Je ne sais pas de quel dessert vos p’tits bouts raffolent, mais ma petite puce Chloé, elle adore les flans comme pas possible ! A chaque fois qu’on lui pose la question, à tous les coups çà ne rate pas : « flan maman ! ». Et quel qu’en soit la nature, au chocolat, à la vanille, au coco et j’en passe, du moment que c’est du flan, c’est tout bon !
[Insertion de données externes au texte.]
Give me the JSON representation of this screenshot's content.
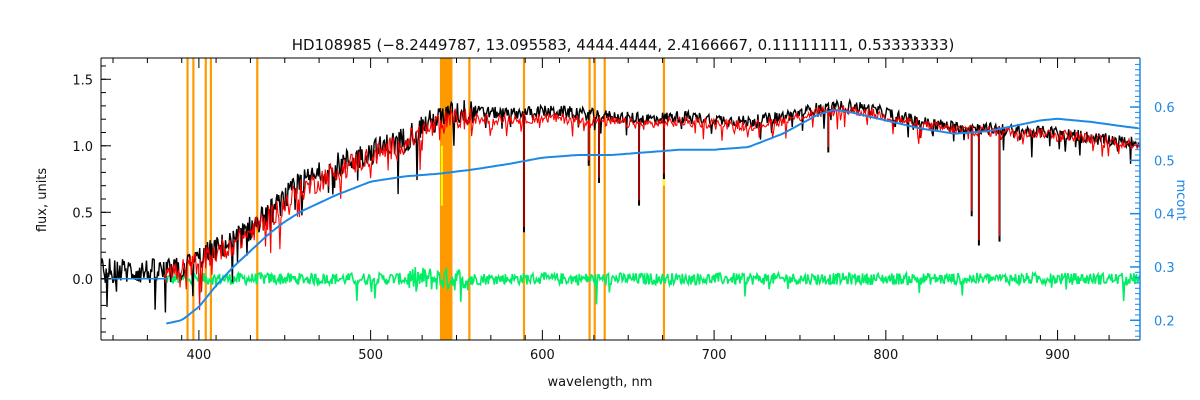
{
  "chart_data": {
    "type": "line",
    "title": "HD108985    (−8.2449787, 13.095583, 4444.4444, 2.4166667, 0.11111111, 0.53333333)",
    "xlabel": "wavelength, nm",
    "ylabel": "flux, units",
    "y2label": "mcont",
    "xlim": [
      343,
      948
    ],
    "ylim": [
      -0.46,
      1.66
    ],
    "y2lim": [
      0.163,
      0.692
    ],
    "x_ticks": [
      400,
      500,
      600,
      700,
      800,
      900
    ],
    "y_ticks": [
      "0.0",
      "0.5",
      "1.0",
      "1.5"
    ],
    "y2_ticks": [
      "0.2",
      "0.3",
      "0.4",
      "0.5",
      "0.6"
    ],
    "grid": false,
    "colors": {
      "observed": "#000000",
      "model": "#ff0000",
      "residual": "#00ee66",
      "continuum": "#1e88e5",
      "masks": "#ff9900",
      "highlight": "#ffff00"
    },
    "mask_lines": [
      393.4,
      396.8,
      404.0,
      407.0,
      434.0,
      541.0,
      542.0,
      543.0,
      544.0,
      545.0,
      546.0,
      547.0,
      557.5,
      589.3,
      627.5,
      630.5,
      636.3,
      670.8
    ],
    "series": [
      {
        "role": "observed",
        "x": [
          343,
          360,
          380,
          390,
          400,
          410,
          420,
          430,
          440,
          450,
          460,
          470,
          480,
          490,
          500,
          510,
          520,
          530,
          540,
          550,
          560,
          580,
          600,
          620,
          640,
          660,
          680,
          700,
          720,
          740,
          760,
          780,
          800,
          820,
          840,
          860,
          880,
          900,
          920,
          940,
          948
        ],
        "y": [
          0.06,
          0.06,
          0.05,
          0.07,
          0.15,
          0.22,
          0.28,
          0.38,
          0.48,
          0.6,
          0.72,
          0.78,
          0.85,
          0.9,
          0.95,
          1.0,
          1.05,
          1.15,
          1.2,
          1.25,
          1.26,
          1.24,
          1.26,
          1.25,
          1.22,
          1.2,
          1.22,
          1.2,
          1.18,
          1.22,
          1.28,
          1.3,
          1.25,
          1.18,
          1.14,
          1.13,
          1.11,
          1.1,
          1.06,
          1.03,
          1.02
        ]
      },
      {
        "role": "model",
        "x": [
          380,
          390,
          400,
          410,
          420,
          430,
          440,
          450,
          460,
          470,
          480,
          490,
          500,
          510,
          520,
          530,
          540,
          550,
          560,
          580,
          600,
          620,
          640,
          660,
          680,
          700,
          720,
          740,
          760,
          780,
          800,
          820,
          840,
          860,
          880,
          900,
          920,
          940,
          948
        ],
        "y": [
          0.04,
          0.06,
          0.13,
          0.2,
          0.26,
          0.35,
          0.45,
          0.56,
          0.67,
          0.74,
          0.81,
          0.87,
          0.92,
          0.97,
          1.02,
          1.1,
          1.16,
          1.2,
          1.2,
          1.2,
          1.21,
          1.2,
          1.18,
          1.16,
          1.18,
          1.17,
          1.15,
          1.19,
          1.25,
          1.27,
          1.22,
          1.16,
          1.12,
          1.11,
          1.1,
          1.09,
          1.05,
          1.02,
          1.01
        ]
      },
      {
        "role": "residual",
        "x": [
          380,
          948
        ],
        "y": [
          0.0,
          0.0
        ]
      },
      {
        "role": "continuum",
        "x": [
          381,
          390,
          400,
          410,
          420,
          430,
          440,
          450,
          460,
          480,
          500,
          520,
          540,
          560,
          580,
          600,
          620,
          640,
          660,
          680,
          700,
          720,
          740,
          760,
          770,
          780,
          800,
          820,
          840,
          860,
          880,
          890,
          900,
          920,
          940,
          948
        ],
        "y": [
          0.194,
          0.2,
          0.225,
          0.265,
          0.3,
          0.33,
          0.36,
          0.385,
          0.405,
          0.435,
          0.46,
          0.47,
          0.475,
          0.483,
          0.493,
          0.505,
          0.51,
          0.51,
          0.515,
          0.52,
          0.52,
          0.525,
          0.55,
          0.585,
          0.595,
          0.59,
          0.575,
          0.56,
          0.55,
          0.555,
          0.568,
          0.575,
          0.578,
          0.572,
          0.563,
          0.56
        ]
      }
    ],
    "absorption_lines": [
      {
        "x": 589.3,
        "y_min": 0.35
      },
      {
        "x": 656.3,
        "y_min": 0.55
      },
      {
        "x": 633.0,
        "y_min": 0.72
      },
      {
        "x": 627.0,
        "y_min": 0.85
      },
      {
        "x": 850.0,
        "y_min": 0.47
      },
      {
        "x": 854.2,
        "y_min": 0.25
      },
      {
        "x": 866.2,
        "y_min": 0.28
      },
      {
        "x": 766.5,
        "y_min": 0.95
      },
      {
        "x": 670.8,
        "y_min": 0.75
      }
    ]
  }
}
Une envie de faire plaisir

L’instinct maternel, qu’est-ce que ça vous change une vie ! Moi, qui suis une parfaite nullos dès qu’il s’agit de cuisiner ou de mitonner des petits plats, je me suis surprise à vouloir m’essayer à confectionner du flan ! Rien que pour faire plaisir à mon p’tit bout, et admettons-le pour pouvoir faire la coquette après comme « Quoi, ce flan ? C’est moi qui l’ai fait !! haha ! ».

A la recherche de la recette !

Comme je l’avais dit, je ne m’y connais rien en cuisine même si je prends des cours. Et quant à faire du flan, ce n’est pas du flan pour moi ! MDR, comme dit l’autre ! Bon, tant qu’à faire, mieux vaut le faire dans les règles. Alors, je farfouille sur le net pour découvrir LA recette facile pour débutante ! Et bingo, il y en a justement une au coco, comme Chloé les aime. Je la recopie rapidement sans omettre aucun des détails et astuces expliquées. Et zou, je m’en vais acheter les ingrédients à la superette du coin !

L’étape préparation

Et maintenant, les ingrédients et les ustensiles en main, que l’aventure commence ! Car c’est bien de çà qu’il s’agit, une aventure culinaire ! Super, le temps de préparation est rapide, juste 6 mn. Je m’attelle donc et je suis à la lettre les instructions de la recette, motivée comme pas deux. Je fais mon caramel comme indiqué. Il est dit qu’au sortir du four, il faut pencher le plat dans tous les sens pour répartir le caramel. Bizarrement, mon caramel ne coule pas aussi bien pour pouvoir se répartir tout seul ; donc je l’ai aidé un peu. Après avoir versé mon mélange lait-noix de coco-œufs dans mon bol de caramel, j’enfourne pour 15 mn à température moyenne, comme il est dit.

Le verdict

Je surveille attentivement ma montre et top, à la quinzième minute de cuisson, je fais sortir mon flan du four. Et là, bizarre ! D’abord çà n’a pas la belle couleur sablée de la recette. Elle est plus foncée. Ensuite, la texture n’a pas du tout l’idée qu’on se fait d’un flan ! En principe, un flan est moelleux et onctueux à souhait. Celui-là est tout sec et un tantinet friable presque comme une galette ! Et j’exagère à peine ! Le verdict donc, un échec cuisant pour Alice et son flan au coco ! Chloé en a été si dépitée que remplie de remords face à son enthousiasme ratatiné, je lui ai promis de lui acheter un de ces flans au coco dont elle raffole dès le lendemain !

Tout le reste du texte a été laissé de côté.